今日は直接的には姉の問題を話させていただきましたけれども、となりにいらっしゃいます市川さんしかり、特定失踪者の方々、何百人いらっしゃるかわかりませんけれども。そういう方々を救わなければなりませんし。フォラツエンさん、西村さんがおっしゃっていましたけれど、もう、人間とは思えないような扱いを受けている北朝鮮人民。ピョンヤンにいる高所得者、党の幹部は例外なのかもしれませんけれど。

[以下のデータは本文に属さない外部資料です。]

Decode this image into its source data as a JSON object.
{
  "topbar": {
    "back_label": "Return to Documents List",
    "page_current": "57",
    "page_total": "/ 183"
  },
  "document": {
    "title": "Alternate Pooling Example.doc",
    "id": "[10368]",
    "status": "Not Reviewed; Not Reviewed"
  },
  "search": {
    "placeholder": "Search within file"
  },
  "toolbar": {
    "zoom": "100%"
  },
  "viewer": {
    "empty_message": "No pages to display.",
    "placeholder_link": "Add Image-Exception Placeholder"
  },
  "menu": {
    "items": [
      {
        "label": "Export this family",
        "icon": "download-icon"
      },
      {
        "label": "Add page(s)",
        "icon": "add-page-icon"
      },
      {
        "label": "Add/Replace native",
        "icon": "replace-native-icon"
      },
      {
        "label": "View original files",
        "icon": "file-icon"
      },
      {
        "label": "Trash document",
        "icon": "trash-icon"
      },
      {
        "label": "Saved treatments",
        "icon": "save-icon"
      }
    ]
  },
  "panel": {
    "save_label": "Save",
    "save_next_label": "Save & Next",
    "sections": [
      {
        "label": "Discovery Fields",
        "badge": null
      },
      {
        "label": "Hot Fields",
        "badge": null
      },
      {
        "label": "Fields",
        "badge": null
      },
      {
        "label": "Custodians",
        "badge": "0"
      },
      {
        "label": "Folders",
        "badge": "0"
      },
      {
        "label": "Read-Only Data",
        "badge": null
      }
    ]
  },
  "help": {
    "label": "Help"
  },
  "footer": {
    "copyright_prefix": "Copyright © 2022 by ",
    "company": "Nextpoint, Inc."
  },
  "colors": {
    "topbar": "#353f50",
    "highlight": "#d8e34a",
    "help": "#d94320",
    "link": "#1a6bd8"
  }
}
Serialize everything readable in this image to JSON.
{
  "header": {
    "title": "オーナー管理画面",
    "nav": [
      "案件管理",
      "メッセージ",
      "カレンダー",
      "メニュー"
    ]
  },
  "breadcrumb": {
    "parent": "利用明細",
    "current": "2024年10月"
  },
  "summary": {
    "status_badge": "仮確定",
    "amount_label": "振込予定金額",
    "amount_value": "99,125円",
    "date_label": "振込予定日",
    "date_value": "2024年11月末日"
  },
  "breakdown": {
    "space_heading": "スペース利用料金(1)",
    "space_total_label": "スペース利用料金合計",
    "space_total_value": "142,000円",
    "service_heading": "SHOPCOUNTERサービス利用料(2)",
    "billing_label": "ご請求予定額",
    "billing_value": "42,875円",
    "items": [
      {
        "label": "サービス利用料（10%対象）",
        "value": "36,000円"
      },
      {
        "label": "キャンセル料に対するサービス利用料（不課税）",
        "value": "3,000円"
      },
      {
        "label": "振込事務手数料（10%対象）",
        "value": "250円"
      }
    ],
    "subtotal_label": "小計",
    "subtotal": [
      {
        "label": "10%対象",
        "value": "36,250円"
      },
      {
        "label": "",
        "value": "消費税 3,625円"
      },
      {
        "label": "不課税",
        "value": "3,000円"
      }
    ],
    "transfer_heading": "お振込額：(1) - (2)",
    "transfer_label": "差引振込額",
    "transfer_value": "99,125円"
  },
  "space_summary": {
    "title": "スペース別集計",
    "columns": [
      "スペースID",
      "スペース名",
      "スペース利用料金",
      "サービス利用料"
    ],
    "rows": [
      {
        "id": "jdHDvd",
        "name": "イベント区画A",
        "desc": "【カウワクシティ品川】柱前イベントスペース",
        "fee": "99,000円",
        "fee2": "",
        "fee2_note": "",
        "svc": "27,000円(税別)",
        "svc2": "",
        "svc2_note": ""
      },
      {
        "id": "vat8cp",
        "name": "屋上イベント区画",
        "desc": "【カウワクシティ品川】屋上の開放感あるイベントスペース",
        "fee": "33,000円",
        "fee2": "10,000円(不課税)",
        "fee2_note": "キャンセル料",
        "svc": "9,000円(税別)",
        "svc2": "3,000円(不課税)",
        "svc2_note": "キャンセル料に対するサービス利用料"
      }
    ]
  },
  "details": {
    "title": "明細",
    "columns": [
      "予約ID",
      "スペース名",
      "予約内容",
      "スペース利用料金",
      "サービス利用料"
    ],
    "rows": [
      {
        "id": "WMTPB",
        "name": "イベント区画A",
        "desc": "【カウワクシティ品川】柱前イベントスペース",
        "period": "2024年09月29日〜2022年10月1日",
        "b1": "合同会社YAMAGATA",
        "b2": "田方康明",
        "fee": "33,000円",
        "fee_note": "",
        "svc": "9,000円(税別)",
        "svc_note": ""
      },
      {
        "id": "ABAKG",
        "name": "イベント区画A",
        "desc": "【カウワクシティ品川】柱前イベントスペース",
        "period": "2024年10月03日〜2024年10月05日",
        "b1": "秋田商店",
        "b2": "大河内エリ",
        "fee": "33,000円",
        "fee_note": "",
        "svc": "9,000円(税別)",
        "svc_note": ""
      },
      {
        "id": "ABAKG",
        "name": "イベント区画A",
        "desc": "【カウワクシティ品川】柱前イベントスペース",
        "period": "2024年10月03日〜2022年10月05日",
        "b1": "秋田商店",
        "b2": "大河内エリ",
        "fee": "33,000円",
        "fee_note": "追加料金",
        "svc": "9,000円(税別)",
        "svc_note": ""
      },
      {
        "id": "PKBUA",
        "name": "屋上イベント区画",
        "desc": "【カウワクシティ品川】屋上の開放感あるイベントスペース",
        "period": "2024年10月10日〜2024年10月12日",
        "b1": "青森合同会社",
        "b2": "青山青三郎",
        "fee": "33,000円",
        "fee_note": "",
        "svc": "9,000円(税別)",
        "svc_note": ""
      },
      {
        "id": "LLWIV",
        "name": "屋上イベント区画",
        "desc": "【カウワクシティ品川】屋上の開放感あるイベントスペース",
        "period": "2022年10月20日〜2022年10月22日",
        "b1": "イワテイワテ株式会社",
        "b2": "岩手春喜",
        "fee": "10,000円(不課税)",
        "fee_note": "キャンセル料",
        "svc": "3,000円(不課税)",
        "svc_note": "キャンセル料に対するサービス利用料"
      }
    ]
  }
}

虐待をされ、強制収容所に送られて殺されている人間が、ほんとにすぐ隣の国に、そこにいる現実を、私たち、見過ごして良いわけないと思うんですね。

近代社会に、ほんとにあり得ない、こんな国なんですよ。

ほんとに北朝鮮政府、私は、政権交代=レジュームチェンジすべきだと思うんですけれど。
経済制裁発動であり、私たち国民レベルでできることは何かと考えるときに、北朝鮮産のものを口にしないとか、北朝鮮が絡んでいる遊戯なんかに参加しないとか、いろいろあると思うんですけれど。
一個一個から崩していくのがやはり近道になるんだと思いますので、手に取り、口にするときに考えながら進んでいかなければならないと思っています。

いろいろ話したいこともあるんですけれど、時間も限られていますし、また家族会家族会の面々、両親はじめかなり高齢化がすすでおりまして、私たちみたいなちょっと若い世代が担っていかなくてはならないですし、また我々ひとりひとりの力は非常に限られていますけれど、全体で影響すれば、拉致問題が何もなかった所から、ここまでこれたと言う現実もありますから、やはり手を取り合って進んでいくことが、日本国民の証明であると思います。拉致被害者が日本国に帰ってきたときに、「あなた方は何も運動に関与していないではないか」と、我々兄弟がもし運動に参加していなかったときに「おまえなんか兄弟家族じゃないよ」と絶対に言われたくありませんので。

何らかの形でこの運動に関与して、日本人であることを噛みしめて、帰ってきたときに「ほんとうによかった、よかった」と同胞を迎える体制がなければ、やはり日本人でないと私は思いますので、ま、いつ帰ってくるかわからない問題ではありますけれども、みなさまのこれからのご協力、ご支援をよろしくお願い致します。